Unlike previous generations of heap memory, G1 divides the heap into a number of small regions (typically 2048), each of which may be Eden, Survior, or Old. Logically, Eden and Survivor regions constitute the new generation, and Old regions constitute the Old age. This design allows the GC to collect only some of these areas each rather than the entire heap. But the new generation participates every time. Another novelty is that G1 can estimate the number of live objects per region, and the regions with the highest number of live objects are collected first, hence the name of the collector, Garbage First.
G1 can be roughly divided into Young GC and Mixed GC. Young GC deals with all Young regions, while Mixed GC deals with all Young regions and some Old regions. As to which Old regions to select, concurrent tags are required to gather the necessary information. The normal workflow of generational G1 is to switch between young GC and Mixed GC as appropriate, followed by periodic concurrent markers to collect data.
Young GC — Recovery of Evacuation stages of Young generation only (Fully Young Pause)
At the beginning of the application, G1 has no additional information to run the concurrent phase. So at this stage, G1 behaves much like other generation-generation collectors in that it needs to stop-the-world, use a replication algorithm, and copy the surviving objects into a Survivor zone, or into a free zone (which later becomes a Survivor zone). This phase can be understood as Young GC (Minor GC). The so-called evacuation is actually copied to other areas.
Concurrent Marking
Many of the concepts of the G1 collector are based on the CMS, so the flow will be somewhat similar.
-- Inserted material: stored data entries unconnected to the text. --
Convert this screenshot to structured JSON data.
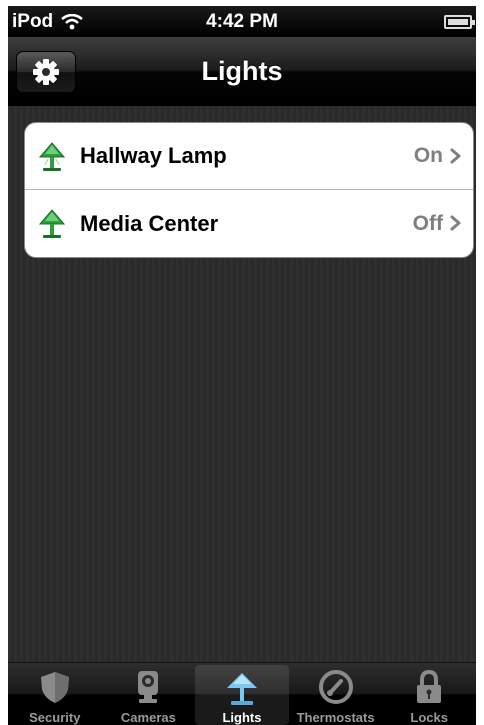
{
  "status_bar": {
    "carrier": "iPod",
    "time": "4:42 PM"
  },
  "nav": {
    "title": "Lights",
    "settings_icon": "gear-icon"
  },
  "lights": [
    {
      "name": "Hallway Lamp",
      "state": "On"
    },
    {
      "name": "Media Center",
      "state": "Off"
    }
  ],
  "tabs": [
    {
      "label": "Security",
      "icon": "shield-icon",
      "selected": false
    },
    {
      "label": "Cameras",
      "icon": "camera-icon",
      "selected": false
    },
    {
      "label": "Lights",
      "icon": "lamp-icon",
      "selected": true
    },
    {
      "label": "Thermostats",
      "icon": "thermostat-icon",
      "selected": false
    },
    {
      "label": "Locks",
      "icon": "lock-icon",
      "selected": false
    }
  ],
  "colors": {
    "lamp_green": "#2e9e3a",
    "selected_tab_icon": "#7ec8f0",
    "value_gray": "#7f7f7f"
  }
}
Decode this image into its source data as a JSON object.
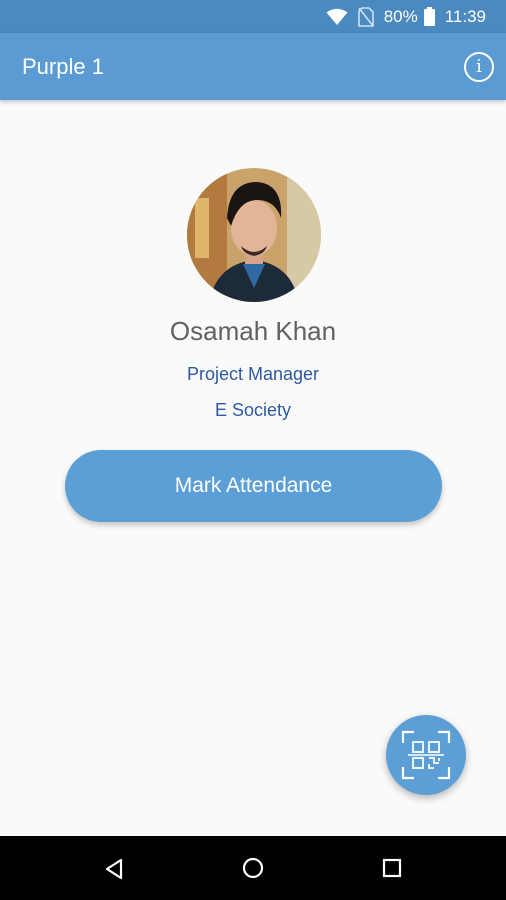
{
  "status_bar": {
    "battery_percent": "80%",
    "time": "11:39",
    "icons": [
      "wifi-icon",
      "no-sim-icon",
      "battery-icon"
    ]
  },
  "app_bar": {
    "title": "Purple 1",
    "info_icon": "info-icon"
  },
  "profile": {
    "name": "Osamah Khan",
    "role": "Project Manager",
    "organization": "E Society"
  },
  "actions": {
    "mark_attendance_label": "Mark Attendance",
    "scan_icon": "qr-scan-icon"
  },
  "nav_bar": {
    "icons": [
      "back-icon",
      "home-icon",
      "recents-icon"
    ]
  },
  "colors": {
    "status_bar": "#4a8ac0",
    "app_bar": "#5a9bd3",
    "accent": "#5b9fd6",
    "link_text": "#2d5aa0",
    "name_text": "#616161",
    "background": "#fafafa"
  }
}
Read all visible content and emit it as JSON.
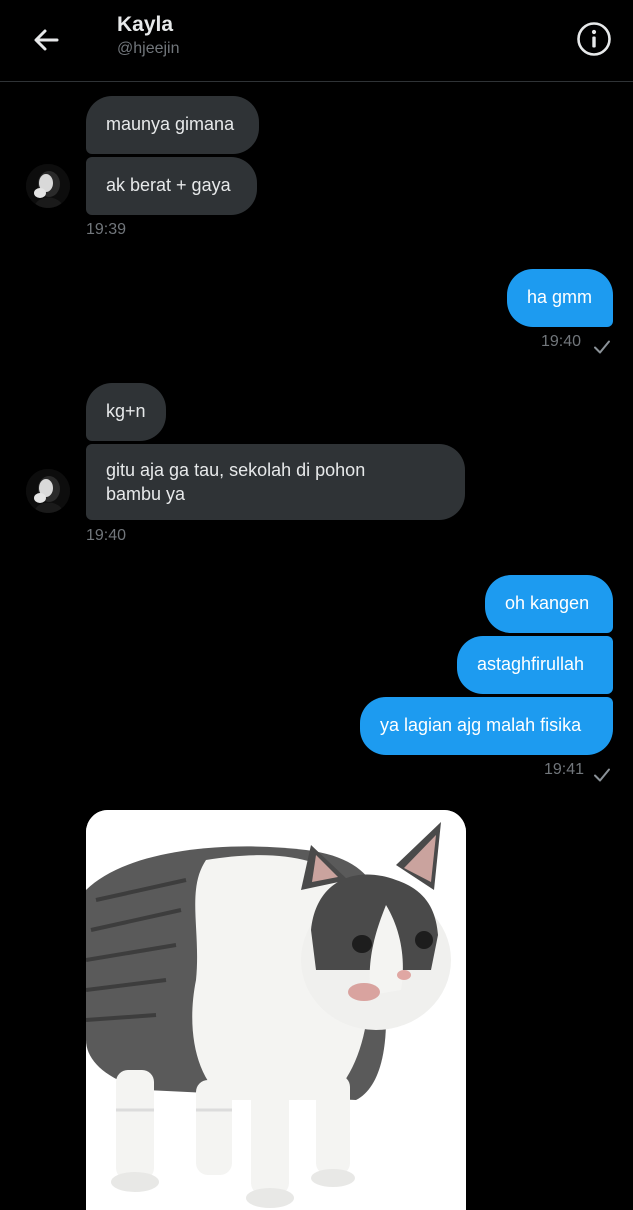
{
  "header": {
    "name": "Kayla",
    "handle": "@hjeejin"
  },
  "messages": {
    "m1": "maunya gimana",
    "m2": "ak berat + gaya",
    "t1": "19:39",
    "m3": "ha gmm",
    "t2": "19:40",
    "m4": "kg+n",
    "m5": "gitu aja ga tau, sekolah di pohon\nbambu ya",
    "t3": "19:40",
    "m6": "oh kangen",
    "m7": "astaghfirullah",
    "m8": "ya lagian ajg malah fisika",
    "t4": "19:41"
  },
  "colors": {
    "background": "#000000",
    "incoming_bubble": "#2f3336",
    "outgoing_bubble": "#1d9bf0",
    "muted_text": "#71767b"
  },
  "icons": {
    "back": "arrow-left-icon",
    "info": "info-icon",
    "sent": "checkmark-icon"
  }
}
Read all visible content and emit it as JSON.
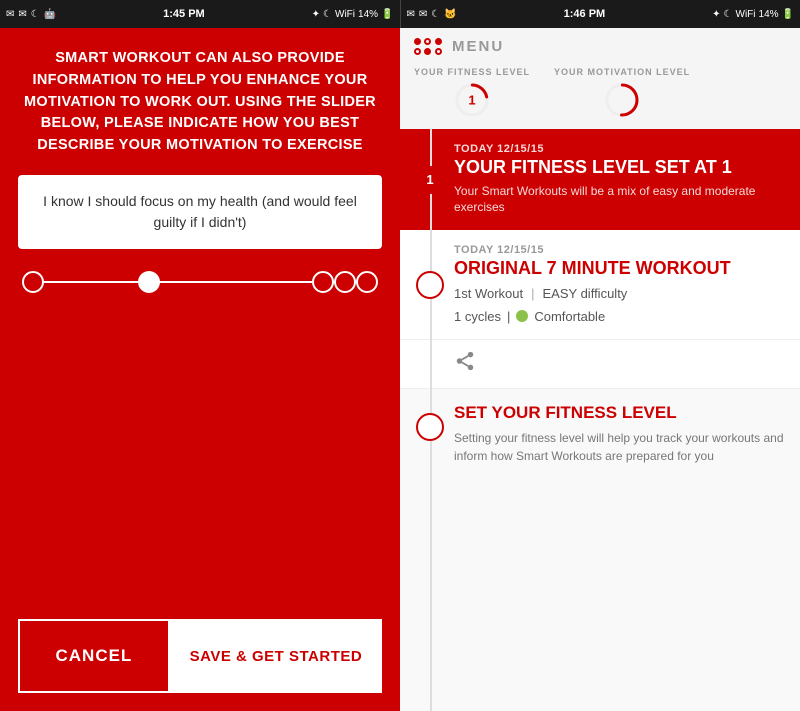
{
  "statusBars": {
    "left": {
      "time": "1:45 PM",
      "battery": "14%"
    },
    "right": {
      "time": "1:46 PM",
      "battery": "14%"
    }
  },
  "leftPanel": {
    "motivationText": "SMART WORKOUT CAN ALSO PROVIDE INFORMATION TO HELP YOU ENHANCE YOUR MOTIVATION TO WORK OUT. USING THE SLIDER BELOW, PLEASE INDICATE HOW YOU BEST DESCRIBE YOUR MOTIVATION TO EXERCISE",
    "motivationBox": "I know I should focus on my health (and would feel guilty if I didn't)",
    "cancelButton": "CANCEL",
    "saveButton": "SAVE & GET STARTED"
  },
  "rightPanel": {
    "menuTitle": "MENU",
    "fitnessLevelLabel": "YOUR FITNESS LEVEL",
    "motivationLevelLabel": "YOUR MOTIVATION LEVEL",
    "fitnessValue": "1",
    "timeline": [
      {
        "date": "TODAY 12/15/15",
        "title": "YOUR FITNESS LEVEL SET AT 1",
        "subtitle": "Your Smart Workouts will be a mix of easy and moderate exercises",
        "type": "red"
      },
      {
        "date": "TODAY 12/15/15",
        "title": "ORIGINAL 7 MINUTE WORKOUT",
        "subtitle1": "1st Workout",
        "difficulty": "EASY difficulty",
        "cycles": "1 cycles",
        "comfort": "Comfortable",
        "type": "white"
      }
    ],
    "setFitness": {
      "title": "SET YOUR FITNESS LEVEL",
      "text": "Setting your fitness level will help you track your workouts and inform how Smart Workouts are prepared for you"
    }
  }
}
However, there are a number of differences, such as CMS’s incremental update approach, where additional mark changes are referenced and processed, while G1 uses SATB (snapshot-at-the-beginning) to maintain concurrent GC correctness. Snapshot-at-the-beginning is a logical Snapshot of all live objects At The Beginning of The GC. The live objects in this Snapshot, plus The newly allocated objects later in The GC, are considered final live objects. Other unreachable objects are dead. For details on how SATB works, see G1 with R capitalized
Like CMS, this stage can be specifically divided into the following stages. The purpose of each stage is similar to that of CMS, but the specific implementation will be different:
- Initial Mark
- Concurrent marking
- Final Marking (Remark)
- Cleanup
The Initial Mark is completed in the Evacuation Pause. Note the cleanup here, which doesn’t actually cleanup the actual objects on the heap, but rather counts how many live regions each region has and sorts them according to the expected GC efficiency in preparation for the mixed GC. However, if no live object is found in the region, the entire region is reclaimed to the list of regions that can be allocated.
Mixed GC — Mixed Evacuation Pause: Mixed
This stage does not necessarily follow the concurrent mark, but it is not necessary if, for example, a large portion of the old age can be freed at the same time. Therefore, it may be easy to have some recovery only young evacuation phases between the end of concurrent marking and the suspension of mixed evacuation.
In this stage, all regions in the new generation are selected, and several old regions with high returns are collected according to the statistics of concurrent markers (old Gen regions with high returns are selected as far as possible within the cost target specified by users) for collection.